Deregulation of methylation patterns is a common characteristic in tumour cells observed in almost all types of cancer. Several previous studies suggest that diet-derived factors offer potential for the prevention and therapy of a wide variety of cancers by altering various epigenetic modifications. However, the literature and our results suggest that, while some tissues may respond effectively to particular food compounds by impacting on levels of gene-specific methylation, others do not respond.

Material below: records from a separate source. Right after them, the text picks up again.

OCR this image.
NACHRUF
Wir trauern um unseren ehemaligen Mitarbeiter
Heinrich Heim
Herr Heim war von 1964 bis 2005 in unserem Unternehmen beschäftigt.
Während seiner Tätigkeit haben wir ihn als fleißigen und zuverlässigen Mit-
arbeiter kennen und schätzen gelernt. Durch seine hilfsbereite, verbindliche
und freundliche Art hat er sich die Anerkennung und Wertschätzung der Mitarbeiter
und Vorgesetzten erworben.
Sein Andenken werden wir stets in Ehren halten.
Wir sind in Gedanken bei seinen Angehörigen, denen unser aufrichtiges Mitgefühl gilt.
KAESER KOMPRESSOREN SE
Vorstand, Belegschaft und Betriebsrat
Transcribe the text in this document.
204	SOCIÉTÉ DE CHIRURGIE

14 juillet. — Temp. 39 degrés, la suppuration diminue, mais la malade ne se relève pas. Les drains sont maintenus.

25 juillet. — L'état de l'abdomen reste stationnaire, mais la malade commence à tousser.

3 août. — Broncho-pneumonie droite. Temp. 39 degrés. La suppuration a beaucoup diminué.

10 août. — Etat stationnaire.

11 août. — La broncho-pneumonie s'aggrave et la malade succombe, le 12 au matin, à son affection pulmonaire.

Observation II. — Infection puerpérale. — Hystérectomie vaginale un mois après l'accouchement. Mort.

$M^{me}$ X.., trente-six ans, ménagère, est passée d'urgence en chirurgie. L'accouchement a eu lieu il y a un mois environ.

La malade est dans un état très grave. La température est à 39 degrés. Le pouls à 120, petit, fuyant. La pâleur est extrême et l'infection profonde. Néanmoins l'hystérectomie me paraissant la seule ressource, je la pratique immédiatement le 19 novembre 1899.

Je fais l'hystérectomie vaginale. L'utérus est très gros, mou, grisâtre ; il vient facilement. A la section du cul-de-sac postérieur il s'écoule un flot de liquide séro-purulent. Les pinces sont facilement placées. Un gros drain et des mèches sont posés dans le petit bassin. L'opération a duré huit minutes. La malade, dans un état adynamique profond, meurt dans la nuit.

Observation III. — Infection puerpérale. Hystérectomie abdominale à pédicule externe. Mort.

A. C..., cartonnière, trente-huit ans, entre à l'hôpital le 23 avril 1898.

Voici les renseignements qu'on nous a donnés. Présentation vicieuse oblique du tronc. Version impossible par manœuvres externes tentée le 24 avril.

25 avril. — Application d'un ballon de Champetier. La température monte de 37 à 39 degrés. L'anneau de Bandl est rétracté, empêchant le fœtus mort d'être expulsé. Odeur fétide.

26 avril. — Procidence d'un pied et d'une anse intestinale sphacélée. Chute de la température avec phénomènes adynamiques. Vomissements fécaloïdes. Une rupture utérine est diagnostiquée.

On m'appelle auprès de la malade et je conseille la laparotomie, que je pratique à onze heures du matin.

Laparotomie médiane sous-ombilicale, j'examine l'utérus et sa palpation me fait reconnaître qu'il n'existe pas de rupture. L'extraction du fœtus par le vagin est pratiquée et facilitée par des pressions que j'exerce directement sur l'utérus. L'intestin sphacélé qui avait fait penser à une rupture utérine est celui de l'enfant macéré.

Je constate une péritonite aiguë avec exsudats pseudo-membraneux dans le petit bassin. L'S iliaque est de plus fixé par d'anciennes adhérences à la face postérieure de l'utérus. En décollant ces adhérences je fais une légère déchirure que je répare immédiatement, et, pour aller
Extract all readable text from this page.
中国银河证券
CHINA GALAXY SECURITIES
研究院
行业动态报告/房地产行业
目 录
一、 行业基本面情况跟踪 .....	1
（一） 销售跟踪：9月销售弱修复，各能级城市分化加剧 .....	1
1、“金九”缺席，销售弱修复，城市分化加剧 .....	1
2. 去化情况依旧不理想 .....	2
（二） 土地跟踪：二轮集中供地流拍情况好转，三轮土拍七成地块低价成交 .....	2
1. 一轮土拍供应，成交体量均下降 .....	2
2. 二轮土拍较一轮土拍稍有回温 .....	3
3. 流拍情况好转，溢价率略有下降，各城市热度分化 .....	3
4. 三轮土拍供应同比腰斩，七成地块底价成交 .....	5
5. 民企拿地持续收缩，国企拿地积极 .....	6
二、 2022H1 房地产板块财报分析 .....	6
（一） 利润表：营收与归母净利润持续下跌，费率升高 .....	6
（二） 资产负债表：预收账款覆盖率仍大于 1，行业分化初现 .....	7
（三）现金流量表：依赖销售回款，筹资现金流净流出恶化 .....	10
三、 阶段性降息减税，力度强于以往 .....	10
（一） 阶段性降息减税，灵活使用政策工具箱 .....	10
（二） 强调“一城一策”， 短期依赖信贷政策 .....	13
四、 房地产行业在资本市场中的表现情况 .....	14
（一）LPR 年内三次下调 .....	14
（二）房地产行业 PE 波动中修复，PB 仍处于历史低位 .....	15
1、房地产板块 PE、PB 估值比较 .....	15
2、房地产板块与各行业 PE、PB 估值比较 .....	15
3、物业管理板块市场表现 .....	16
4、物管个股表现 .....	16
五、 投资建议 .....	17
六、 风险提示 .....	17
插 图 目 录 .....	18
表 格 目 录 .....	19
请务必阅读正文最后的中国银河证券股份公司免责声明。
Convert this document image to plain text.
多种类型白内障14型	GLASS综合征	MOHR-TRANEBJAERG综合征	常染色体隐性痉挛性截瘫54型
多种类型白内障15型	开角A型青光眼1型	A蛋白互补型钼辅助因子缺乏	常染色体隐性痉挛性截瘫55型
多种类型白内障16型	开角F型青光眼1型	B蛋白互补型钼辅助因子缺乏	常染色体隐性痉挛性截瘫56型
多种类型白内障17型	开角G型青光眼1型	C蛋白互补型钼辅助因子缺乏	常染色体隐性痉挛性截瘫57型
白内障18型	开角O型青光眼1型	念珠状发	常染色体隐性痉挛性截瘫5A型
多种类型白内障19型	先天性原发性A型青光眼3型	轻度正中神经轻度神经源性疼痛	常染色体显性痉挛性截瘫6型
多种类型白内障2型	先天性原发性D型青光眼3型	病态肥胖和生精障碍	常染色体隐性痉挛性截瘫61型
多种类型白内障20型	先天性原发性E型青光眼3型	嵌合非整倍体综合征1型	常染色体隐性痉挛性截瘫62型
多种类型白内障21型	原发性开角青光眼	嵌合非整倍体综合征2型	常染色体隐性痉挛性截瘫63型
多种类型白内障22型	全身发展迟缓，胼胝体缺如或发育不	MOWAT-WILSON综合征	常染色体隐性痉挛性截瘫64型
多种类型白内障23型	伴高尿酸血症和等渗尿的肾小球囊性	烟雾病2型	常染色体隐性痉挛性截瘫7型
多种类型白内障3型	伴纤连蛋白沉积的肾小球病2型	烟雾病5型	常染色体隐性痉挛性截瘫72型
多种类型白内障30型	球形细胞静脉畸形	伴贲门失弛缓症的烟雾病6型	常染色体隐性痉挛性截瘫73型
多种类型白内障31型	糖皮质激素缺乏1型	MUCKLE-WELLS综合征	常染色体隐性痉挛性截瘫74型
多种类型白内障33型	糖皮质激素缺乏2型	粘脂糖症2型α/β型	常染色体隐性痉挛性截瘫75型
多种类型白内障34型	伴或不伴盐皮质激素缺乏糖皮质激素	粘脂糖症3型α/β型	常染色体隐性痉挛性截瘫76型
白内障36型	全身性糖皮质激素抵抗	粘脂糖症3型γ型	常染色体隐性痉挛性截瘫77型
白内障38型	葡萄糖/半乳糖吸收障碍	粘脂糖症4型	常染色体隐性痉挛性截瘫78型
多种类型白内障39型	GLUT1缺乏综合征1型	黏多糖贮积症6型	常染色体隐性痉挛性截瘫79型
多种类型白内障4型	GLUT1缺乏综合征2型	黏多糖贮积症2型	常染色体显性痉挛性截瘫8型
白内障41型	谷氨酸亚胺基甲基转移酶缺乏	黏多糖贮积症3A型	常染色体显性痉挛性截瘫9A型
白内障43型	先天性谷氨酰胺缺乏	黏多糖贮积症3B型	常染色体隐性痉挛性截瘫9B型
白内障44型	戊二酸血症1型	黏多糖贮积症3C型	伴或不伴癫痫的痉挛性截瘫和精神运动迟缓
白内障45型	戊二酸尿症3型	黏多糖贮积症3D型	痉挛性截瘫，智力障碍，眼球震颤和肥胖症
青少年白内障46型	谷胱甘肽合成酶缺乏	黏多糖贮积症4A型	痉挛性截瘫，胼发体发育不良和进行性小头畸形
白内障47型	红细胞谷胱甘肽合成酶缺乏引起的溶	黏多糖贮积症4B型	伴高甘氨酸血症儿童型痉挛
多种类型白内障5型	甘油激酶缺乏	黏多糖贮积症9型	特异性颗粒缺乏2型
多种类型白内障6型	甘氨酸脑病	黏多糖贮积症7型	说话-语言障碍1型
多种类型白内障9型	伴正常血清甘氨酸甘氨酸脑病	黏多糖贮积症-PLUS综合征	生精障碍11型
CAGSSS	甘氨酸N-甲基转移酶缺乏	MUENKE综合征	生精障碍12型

Also, even within the same gene, exon-specific DNA methylation patterns have been found to be affected differently by dietary compounds. For instance, folate has been found to modify the level of methylation within exons 6 and 7 of the colonic p53 but not that of exon 8⁽Reference Kim, Pogribny and Salomon⁶⁶⁾. Although for some genes it has been suggested that methylation occurs in an ‘all-or-none’ manner⁽Reference Belshaw, Elliott and Williams⁶⁷⁾, it is also apparent that particular cytosines within a CpG island can have a distinctly greater likelihood of being methylated⁽Reference Mund, Beier and Bewerunge^68, Reference Feltus, Lee and Costello⁶⁹⁾ than others. Thus, despite significant progress in understanding cancer chemoprevention through dietary agents, much remains to be elucidated about the effects of ITC and Se on epigenetic alterations and antioxidant enzyme expression at different stages of colorectal carcinogenesis, and about their importance as mechanisms by which diets may modulate gene expression and attenuate (or in some cases exacerbate?) cancer progression.